Coverall and Guidewire do compete, however whilst Coverall is more of a mish mash of accqusitions that make up an end to end Policy Admin, Claims and Billing Solution (Blue Wave provides the Claims part f/e). Guidewire has a single technology core built from the bottom up to manage data integration of these core systems much better.
Guidewire is quickly becoming the IBM of Policy, Claims and Billing solutions, in so far as "No one got fired by buying IBM" way.
Thats a great position to be in, seeing as there are almost 60 vendors in this space.
Analysts covering this sector providing excellent information include Gartner, Novarica, Celent etc.
I wouldnt put Coverall in the top 10 of Policy Admin Solutions. The top 5 out there (in no particular order) would be Duck Creek (Accenture,) Guidewire, ISCS, Oneshield, Exigen and potentially CSC (CSC dont have a super new solution however they are large have a lot of clients and a wealth of Insurance business experience) But clients generally just need to buy one system these days, which is not great if youre not even in the top 10!
So from a new client win perspective COVR could find it very difficult to add new clients, unless they heavily discount license fees. (which is very bad for top and bottom line growth.
On a more brighter note, at $28m COVR could be a target for acquisition by a large IT services Company for their technology and client list. See recent acquisition of WYDE by Mphasis.
However, from a pure PAS software perspective I think that the outlook is pretty bleak for COVR and the other 50 vendors, who get most of their revenue on a recurring basis from clients they have had for years.
Sorry its not the greatest news for those long, but Ive been in this space for a long time, so know a lot about it, and theres no way I'd be buying COVR shares.
Thanks, Jack. (Sorry I took a while to reply - I've been "under the weather" for a few days.)
Some boards are okay, but some quickly degenerate into adolescent name-calling. One that is always assured is that the unexplained downward movement of stocks is attributed to unscrupulous MMs or shorts.

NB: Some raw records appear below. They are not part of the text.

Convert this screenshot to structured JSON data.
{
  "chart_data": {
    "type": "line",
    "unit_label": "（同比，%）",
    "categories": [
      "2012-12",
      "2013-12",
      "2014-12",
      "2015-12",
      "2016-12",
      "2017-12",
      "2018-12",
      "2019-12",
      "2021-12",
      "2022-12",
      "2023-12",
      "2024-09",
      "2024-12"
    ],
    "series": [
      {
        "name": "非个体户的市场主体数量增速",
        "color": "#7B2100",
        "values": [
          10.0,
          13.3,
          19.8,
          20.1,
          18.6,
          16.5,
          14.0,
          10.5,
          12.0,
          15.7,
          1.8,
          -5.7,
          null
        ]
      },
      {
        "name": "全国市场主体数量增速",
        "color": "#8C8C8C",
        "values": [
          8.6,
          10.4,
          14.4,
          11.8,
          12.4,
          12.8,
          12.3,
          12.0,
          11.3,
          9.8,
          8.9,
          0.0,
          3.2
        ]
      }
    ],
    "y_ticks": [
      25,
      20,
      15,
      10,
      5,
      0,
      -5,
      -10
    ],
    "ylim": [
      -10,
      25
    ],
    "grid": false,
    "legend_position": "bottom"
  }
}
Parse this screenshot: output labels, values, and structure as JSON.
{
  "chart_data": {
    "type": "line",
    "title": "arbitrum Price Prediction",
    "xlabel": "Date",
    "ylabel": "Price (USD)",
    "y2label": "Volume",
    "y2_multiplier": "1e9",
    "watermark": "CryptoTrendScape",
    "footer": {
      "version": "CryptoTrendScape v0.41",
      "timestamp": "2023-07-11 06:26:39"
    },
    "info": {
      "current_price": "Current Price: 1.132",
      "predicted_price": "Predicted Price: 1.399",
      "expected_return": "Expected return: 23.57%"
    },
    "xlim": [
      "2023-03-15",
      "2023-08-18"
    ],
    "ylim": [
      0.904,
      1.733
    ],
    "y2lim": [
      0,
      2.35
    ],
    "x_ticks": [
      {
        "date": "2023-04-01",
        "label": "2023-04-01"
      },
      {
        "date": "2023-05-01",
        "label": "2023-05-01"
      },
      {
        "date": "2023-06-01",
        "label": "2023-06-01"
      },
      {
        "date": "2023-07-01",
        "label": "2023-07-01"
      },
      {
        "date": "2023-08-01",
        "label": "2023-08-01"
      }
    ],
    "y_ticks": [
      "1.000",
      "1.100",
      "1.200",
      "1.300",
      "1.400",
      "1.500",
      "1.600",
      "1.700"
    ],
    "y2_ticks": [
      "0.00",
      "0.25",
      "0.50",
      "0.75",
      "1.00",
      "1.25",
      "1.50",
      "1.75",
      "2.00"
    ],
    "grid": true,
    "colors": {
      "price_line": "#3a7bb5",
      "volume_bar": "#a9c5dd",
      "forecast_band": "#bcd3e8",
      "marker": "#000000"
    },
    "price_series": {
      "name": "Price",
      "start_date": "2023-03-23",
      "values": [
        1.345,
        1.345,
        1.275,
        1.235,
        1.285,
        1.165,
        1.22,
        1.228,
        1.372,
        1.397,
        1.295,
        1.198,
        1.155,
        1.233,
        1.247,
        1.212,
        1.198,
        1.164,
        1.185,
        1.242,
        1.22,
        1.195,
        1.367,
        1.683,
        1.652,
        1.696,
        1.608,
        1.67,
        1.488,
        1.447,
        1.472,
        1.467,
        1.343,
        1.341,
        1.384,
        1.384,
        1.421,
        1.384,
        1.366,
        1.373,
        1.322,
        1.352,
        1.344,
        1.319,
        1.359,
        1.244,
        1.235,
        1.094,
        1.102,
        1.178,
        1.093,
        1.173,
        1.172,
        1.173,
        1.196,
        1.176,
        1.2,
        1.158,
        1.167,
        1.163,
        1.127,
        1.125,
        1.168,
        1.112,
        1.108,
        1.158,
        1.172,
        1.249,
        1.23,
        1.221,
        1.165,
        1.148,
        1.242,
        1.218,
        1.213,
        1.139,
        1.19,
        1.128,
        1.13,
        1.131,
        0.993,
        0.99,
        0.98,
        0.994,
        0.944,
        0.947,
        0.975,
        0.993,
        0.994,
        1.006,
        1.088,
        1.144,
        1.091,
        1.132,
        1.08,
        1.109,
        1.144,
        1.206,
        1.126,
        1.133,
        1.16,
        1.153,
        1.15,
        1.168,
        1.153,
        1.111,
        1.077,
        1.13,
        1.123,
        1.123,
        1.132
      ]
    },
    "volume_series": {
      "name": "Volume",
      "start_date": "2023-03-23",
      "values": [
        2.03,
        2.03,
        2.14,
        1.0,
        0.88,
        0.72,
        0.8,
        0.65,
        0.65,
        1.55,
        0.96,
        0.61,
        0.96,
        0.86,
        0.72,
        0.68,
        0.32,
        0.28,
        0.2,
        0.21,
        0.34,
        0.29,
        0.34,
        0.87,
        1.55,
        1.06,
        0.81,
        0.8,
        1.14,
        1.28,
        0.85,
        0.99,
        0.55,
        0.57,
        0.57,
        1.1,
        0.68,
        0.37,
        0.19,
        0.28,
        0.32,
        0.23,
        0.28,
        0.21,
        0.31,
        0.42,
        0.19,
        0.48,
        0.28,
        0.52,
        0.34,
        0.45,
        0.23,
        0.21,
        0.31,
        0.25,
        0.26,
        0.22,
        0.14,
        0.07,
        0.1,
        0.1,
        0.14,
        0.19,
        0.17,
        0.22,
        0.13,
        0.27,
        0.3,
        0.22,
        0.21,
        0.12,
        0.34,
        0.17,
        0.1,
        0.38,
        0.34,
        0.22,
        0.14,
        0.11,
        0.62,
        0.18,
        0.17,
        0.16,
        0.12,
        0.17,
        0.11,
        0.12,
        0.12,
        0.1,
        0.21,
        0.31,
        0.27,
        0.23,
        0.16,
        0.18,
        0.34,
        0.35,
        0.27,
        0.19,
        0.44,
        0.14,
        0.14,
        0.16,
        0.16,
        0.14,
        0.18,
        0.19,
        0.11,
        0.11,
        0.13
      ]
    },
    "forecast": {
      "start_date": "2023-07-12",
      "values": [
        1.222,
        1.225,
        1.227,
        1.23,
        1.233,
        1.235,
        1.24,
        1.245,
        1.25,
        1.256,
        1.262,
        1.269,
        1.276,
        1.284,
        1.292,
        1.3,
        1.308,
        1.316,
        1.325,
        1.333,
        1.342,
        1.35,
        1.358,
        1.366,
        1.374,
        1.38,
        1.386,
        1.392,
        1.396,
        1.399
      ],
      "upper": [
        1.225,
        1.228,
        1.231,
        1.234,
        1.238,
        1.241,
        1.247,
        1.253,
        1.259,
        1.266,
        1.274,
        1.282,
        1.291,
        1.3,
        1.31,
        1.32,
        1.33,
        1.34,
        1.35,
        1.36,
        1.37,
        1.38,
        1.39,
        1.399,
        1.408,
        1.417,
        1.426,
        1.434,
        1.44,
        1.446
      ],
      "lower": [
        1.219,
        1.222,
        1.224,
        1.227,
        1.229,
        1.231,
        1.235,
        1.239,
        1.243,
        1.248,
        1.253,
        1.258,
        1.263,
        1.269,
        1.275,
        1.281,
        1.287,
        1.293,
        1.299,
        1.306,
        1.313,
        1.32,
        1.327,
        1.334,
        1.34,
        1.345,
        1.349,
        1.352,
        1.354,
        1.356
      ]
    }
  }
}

Maybe you should listen to the next CC and ask some questions! Just tell them Mr. Elephant sent you ...
ISO (in success overall)
I used to post on other boards, but don't much any more because there isn't a lot of intelligent discussion going on. Our banter has been quite refreshing, Space Elephant. I am interested because the product seems to have a lot of upside - there aren't any other Rating & Issuance systems that really do ISO rating, not even ISO's system. The price is low, so there is a lot of potential reward with little risk. That said, since they're publicly traded, management owes the share-holders a real plan, and they should be open to public questioning.
You just said that they compete, then you said that they do very different things (eg policy vs claims). Which way is it? BTW, Cover-All did just acquire a claims technology company.
Now that we've pointed out your inability to think logically, a few thoughts on "old technology." Cover-All's "old technology" is being shelved. Their NexGen products are based on SQL databases with Java-based user inter-faces. I wouldn't say it's the latest greatest technology, but that it's par for the course. I would venture to guess that GWRE is running off the same basic technology, as are most insurance policy/claims management systems. The difference is in how cleverly each company can code the routines needed to extract and reconcile the data consistently, correctly, and quickly.
Now a few thoughts on COVR's challenges: GWRE would probably crush Cover-All simply because it's a much larger company with more resources to properly handle a sale. Cover-All can produce a quality product; their issues stem more around their ability to do everything else - sales, organization, customer support, etc. Until they can properly address these issues, their stock price will remain stagnant.
Any growth COVR exhibits in profitability or revenue stems from a repeating cash-flow stream from the same clients who are essentially too small to easily switch. They keep paying COVR because they have to. Until COVR can consistently make sales and has the infrastructure in place to handle new customers, their stock-price will continue to hover in the $2-$3 range.